The History Of Nursing Homes
Nursing and care homes are big business these days, with people living longer than ever before and the number of elderly people requiring care increasing year on year, but the modern idea of care within an institution bears very little resemblance to the humble beginnings of nursing homes.
In the 1800s, if you needed care from something like a nursing home history shows that you were unlikely to get any help. However, in 1834, the government brought in a new Act of Parliament that completely overhauled the existing law governing the poverty relief system. The idea was far removed from anything that would be considered acceptable in this day and age, with the provision of workhouses for those who could not support themselves due to age, infirmity or simply lack of work. With no real welfare state, the workhouse was a last resort, designed to be a place that no one would choose to go to unless desperate. By 1905, a Royal Commission recognised that workhouses were unsuitable for the widely differing residents’ needs, but it wasn’t until 1930 that the system was officially abolished. By 1948, most of the remaining workhouses had been converted into “old folks’ homes” that were run by local authorities.
Private Nursing Care
In the first quarter of the 1900s, the wealthy tended to have their elderly relatives cared for within the family home, with private nurses taking on care duties. Things began to change in the 1920s, with an increasing number of people being looked after in convalescent and nursing homes. Despite this increase in numbers (from around 26,000 patients in 1921 to around 55,000 a decade later), the care received was usually low-quality and quite basic. In the decades following, the standard of care improved steadily, with services such as central heating, single-occupancy bedrooms and en-suite toilet facilities becoming mandatory.
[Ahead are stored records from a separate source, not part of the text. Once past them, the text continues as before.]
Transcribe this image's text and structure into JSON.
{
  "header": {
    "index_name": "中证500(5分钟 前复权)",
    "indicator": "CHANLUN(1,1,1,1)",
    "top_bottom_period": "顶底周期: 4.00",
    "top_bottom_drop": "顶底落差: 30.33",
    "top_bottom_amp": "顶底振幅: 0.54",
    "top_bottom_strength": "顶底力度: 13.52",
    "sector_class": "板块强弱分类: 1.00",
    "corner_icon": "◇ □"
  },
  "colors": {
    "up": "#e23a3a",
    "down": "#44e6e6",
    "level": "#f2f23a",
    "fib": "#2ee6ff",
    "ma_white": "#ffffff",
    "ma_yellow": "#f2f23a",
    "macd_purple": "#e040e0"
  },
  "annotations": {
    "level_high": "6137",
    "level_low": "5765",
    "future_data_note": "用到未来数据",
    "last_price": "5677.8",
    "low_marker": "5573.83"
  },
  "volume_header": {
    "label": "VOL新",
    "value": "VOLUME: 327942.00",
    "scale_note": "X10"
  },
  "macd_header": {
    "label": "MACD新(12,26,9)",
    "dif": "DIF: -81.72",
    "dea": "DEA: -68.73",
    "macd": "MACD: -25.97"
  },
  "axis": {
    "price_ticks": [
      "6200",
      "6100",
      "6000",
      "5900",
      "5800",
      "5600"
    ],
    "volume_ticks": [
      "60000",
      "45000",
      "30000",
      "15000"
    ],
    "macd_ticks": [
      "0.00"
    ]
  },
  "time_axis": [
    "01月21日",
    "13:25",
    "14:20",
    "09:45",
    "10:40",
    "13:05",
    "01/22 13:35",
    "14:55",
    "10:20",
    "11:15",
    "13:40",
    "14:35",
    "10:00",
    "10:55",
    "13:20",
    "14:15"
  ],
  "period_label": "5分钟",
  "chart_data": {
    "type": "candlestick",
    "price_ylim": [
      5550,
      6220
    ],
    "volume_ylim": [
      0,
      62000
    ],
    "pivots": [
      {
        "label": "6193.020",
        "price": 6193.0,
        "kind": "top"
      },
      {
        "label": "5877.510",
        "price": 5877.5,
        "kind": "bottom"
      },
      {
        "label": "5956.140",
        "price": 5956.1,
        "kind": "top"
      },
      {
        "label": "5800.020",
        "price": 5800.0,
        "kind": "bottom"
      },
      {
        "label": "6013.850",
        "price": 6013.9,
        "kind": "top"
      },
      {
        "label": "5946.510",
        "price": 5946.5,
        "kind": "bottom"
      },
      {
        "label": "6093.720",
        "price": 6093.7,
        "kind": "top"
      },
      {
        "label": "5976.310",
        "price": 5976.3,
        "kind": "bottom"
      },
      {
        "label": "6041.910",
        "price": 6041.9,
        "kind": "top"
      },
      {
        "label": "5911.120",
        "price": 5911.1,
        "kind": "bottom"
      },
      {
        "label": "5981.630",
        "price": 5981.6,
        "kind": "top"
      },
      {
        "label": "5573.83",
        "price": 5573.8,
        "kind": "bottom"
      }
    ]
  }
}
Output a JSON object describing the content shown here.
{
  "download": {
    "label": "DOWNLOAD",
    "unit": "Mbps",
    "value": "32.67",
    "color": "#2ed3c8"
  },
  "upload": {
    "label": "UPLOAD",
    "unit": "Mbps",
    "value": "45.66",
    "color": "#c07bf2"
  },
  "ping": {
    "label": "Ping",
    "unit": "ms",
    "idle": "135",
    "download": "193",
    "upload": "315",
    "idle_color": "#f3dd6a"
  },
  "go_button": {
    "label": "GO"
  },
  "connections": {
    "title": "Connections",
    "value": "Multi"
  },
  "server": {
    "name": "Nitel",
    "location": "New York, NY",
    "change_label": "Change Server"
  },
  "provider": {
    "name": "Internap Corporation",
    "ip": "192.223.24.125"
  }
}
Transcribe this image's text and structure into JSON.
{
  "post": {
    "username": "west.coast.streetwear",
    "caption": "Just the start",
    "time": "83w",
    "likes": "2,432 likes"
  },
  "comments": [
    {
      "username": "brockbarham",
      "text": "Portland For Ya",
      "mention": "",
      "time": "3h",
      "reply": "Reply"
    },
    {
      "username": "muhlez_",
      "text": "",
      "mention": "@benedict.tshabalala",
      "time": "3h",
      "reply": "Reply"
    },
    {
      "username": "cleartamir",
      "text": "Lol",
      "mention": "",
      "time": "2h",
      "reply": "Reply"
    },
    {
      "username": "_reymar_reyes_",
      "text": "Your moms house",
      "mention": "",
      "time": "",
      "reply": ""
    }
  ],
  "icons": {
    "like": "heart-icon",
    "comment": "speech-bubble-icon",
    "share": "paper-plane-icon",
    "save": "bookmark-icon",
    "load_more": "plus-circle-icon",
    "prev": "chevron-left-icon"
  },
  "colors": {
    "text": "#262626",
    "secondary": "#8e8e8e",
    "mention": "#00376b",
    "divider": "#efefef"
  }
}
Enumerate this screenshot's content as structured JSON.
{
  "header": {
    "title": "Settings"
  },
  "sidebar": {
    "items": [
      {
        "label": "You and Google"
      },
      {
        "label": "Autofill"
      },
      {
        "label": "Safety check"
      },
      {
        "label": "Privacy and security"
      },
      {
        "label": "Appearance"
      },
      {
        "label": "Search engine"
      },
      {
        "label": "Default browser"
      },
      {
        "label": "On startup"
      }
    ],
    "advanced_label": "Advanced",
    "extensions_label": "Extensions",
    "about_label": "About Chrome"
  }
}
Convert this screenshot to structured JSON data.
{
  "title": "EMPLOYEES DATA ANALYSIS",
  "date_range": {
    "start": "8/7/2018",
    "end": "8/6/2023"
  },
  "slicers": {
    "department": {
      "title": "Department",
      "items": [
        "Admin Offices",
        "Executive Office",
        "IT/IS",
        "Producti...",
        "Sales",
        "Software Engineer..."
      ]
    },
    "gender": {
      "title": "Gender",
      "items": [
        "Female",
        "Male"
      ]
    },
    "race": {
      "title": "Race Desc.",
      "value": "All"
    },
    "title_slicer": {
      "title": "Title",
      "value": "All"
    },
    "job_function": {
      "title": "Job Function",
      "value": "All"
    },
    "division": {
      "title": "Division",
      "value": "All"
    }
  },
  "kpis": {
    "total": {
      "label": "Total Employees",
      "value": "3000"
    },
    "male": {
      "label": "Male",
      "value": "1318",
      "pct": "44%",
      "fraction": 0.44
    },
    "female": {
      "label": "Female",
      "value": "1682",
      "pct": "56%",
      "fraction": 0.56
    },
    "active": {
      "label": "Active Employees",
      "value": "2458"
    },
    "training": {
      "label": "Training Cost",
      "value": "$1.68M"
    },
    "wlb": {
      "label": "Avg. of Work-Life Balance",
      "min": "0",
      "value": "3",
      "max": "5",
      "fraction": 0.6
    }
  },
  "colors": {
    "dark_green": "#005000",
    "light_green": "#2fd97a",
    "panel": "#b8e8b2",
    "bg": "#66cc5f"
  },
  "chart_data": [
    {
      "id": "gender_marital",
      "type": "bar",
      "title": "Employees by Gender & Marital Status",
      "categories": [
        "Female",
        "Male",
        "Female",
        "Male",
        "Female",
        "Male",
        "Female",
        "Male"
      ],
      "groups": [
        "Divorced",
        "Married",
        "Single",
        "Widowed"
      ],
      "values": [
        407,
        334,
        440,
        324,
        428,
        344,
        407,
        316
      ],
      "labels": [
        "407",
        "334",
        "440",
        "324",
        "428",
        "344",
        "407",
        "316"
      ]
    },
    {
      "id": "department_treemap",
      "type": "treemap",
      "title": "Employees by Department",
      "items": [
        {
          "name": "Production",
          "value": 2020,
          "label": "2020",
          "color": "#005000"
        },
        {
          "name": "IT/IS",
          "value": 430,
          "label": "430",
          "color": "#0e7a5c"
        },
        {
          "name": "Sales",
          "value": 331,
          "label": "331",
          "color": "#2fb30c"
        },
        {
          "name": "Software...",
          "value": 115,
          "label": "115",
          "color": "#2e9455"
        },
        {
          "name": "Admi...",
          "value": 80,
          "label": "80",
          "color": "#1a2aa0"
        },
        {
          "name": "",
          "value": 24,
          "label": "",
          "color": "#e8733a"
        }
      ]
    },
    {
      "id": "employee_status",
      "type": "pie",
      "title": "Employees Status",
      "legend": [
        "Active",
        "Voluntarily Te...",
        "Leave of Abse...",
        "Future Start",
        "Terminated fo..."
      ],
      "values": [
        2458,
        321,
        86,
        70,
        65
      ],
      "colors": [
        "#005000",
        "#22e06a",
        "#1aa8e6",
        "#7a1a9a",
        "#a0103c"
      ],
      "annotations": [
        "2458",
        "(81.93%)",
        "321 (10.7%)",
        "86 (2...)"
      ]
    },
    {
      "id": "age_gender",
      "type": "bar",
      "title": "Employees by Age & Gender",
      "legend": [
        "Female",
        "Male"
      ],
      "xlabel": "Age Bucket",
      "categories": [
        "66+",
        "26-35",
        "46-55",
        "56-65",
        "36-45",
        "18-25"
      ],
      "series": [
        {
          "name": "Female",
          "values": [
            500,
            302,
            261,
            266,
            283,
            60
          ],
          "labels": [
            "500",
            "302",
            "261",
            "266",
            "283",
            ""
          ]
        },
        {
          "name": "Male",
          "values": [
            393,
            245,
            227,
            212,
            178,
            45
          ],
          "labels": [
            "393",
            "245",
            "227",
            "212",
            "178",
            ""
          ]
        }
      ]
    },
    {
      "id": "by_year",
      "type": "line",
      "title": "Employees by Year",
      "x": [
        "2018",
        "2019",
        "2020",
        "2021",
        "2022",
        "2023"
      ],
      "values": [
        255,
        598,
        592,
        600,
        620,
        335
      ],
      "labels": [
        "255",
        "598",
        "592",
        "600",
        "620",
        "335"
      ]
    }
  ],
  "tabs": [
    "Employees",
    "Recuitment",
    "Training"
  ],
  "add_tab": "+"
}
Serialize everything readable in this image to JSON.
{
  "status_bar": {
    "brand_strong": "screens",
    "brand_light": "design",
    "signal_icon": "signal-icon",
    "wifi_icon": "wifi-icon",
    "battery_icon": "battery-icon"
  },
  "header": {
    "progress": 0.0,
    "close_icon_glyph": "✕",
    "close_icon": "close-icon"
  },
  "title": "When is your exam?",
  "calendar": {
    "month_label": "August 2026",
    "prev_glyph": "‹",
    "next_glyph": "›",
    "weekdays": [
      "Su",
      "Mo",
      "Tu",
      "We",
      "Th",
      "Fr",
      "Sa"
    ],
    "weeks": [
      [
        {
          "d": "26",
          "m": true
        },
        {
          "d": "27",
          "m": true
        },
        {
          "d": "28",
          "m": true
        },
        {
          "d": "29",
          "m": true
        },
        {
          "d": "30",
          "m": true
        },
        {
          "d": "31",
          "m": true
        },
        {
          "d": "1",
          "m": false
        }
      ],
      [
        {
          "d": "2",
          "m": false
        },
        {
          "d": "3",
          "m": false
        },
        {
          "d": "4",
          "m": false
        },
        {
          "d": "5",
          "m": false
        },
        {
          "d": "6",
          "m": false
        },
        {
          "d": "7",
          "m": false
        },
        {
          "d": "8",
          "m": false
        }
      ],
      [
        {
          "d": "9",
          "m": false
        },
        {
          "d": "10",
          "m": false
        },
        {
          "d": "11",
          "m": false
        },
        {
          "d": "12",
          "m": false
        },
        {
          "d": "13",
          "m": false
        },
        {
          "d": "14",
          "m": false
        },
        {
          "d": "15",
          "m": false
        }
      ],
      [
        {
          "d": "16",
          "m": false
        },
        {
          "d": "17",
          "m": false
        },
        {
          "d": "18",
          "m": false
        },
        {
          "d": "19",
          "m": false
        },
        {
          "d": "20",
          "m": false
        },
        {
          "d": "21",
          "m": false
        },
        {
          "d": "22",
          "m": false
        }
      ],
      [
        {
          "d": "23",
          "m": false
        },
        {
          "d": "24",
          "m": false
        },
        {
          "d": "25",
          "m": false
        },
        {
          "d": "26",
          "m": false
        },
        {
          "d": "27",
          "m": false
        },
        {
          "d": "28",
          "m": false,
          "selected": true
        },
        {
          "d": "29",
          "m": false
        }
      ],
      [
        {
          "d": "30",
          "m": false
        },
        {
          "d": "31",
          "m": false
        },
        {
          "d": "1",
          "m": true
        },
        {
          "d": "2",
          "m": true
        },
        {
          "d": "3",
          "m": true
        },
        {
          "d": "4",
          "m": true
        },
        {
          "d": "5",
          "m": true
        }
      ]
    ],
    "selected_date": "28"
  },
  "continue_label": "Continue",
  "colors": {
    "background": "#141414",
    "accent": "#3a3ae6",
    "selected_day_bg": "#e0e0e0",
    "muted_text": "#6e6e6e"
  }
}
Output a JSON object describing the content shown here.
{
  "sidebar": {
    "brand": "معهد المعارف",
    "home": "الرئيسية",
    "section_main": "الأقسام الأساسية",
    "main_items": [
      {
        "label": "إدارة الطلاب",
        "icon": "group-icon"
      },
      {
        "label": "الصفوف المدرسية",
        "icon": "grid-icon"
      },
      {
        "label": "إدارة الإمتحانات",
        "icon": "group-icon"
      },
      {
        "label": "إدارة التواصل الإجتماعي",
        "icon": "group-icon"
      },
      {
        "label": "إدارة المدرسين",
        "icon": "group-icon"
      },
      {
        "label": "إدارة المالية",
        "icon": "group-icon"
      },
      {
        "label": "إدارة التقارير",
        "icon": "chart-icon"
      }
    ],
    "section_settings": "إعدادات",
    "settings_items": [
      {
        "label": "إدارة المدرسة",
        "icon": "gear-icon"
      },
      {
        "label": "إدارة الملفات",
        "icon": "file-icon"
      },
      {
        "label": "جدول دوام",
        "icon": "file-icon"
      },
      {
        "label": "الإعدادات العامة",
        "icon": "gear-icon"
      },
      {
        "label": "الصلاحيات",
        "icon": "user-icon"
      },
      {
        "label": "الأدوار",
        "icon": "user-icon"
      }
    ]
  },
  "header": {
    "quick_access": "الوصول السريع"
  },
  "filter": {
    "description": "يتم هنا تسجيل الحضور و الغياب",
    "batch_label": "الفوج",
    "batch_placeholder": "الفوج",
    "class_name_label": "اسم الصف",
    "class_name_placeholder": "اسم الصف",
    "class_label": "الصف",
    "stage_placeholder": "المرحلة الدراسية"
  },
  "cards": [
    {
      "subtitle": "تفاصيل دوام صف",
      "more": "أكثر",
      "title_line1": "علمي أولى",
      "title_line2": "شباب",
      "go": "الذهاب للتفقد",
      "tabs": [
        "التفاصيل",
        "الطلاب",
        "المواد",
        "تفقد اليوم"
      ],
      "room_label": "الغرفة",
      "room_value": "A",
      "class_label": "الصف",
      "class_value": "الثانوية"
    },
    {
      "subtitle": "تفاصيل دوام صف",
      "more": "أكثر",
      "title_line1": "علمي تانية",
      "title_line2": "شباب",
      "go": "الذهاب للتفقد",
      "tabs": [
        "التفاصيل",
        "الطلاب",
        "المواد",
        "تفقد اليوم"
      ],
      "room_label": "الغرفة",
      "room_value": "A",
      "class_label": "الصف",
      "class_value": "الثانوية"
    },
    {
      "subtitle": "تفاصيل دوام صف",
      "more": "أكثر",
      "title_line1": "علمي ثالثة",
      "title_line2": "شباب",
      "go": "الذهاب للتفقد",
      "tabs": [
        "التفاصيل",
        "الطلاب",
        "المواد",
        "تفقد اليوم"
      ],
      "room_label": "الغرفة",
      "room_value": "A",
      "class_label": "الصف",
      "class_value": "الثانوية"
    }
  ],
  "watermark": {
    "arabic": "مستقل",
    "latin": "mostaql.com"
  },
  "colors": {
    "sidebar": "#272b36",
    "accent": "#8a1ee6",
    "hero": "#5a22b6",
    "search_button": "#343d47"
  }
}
During the 1980s, another shift in care took place, with a steady increase in private nursing homes that took over the provision of care for the elderly from the public sector. The change in the provision of care from public to private sector looks set to continue, with around 85% of care being private by the end of the 20th century as compared to just 18% in the 80s.
Modern Nursing Home Care
Care homes in England today, whether public or private, are regulated by the Care Quality Commission, which ensures that care homes are inspected at least every three years. Scotland, Northern Ireland and Wales also have their own commissions that are responsible for the oversight of care. These regulatory bodies help to ensure that a minimum standard of care is met and that complaints about care within nursing homes can be investigated and dealt with if necessary. Funding in most cases comes from a combination of personal contribution and council payments to ‘top up’ the amount to cover the private fees where there is not enough available from the estate of the person requiring the care. From very humble beginnings, the industry is now huge and very efficient, with every effort made to ensure the well-being and dignity of those vulnerable members of society who are in need of care.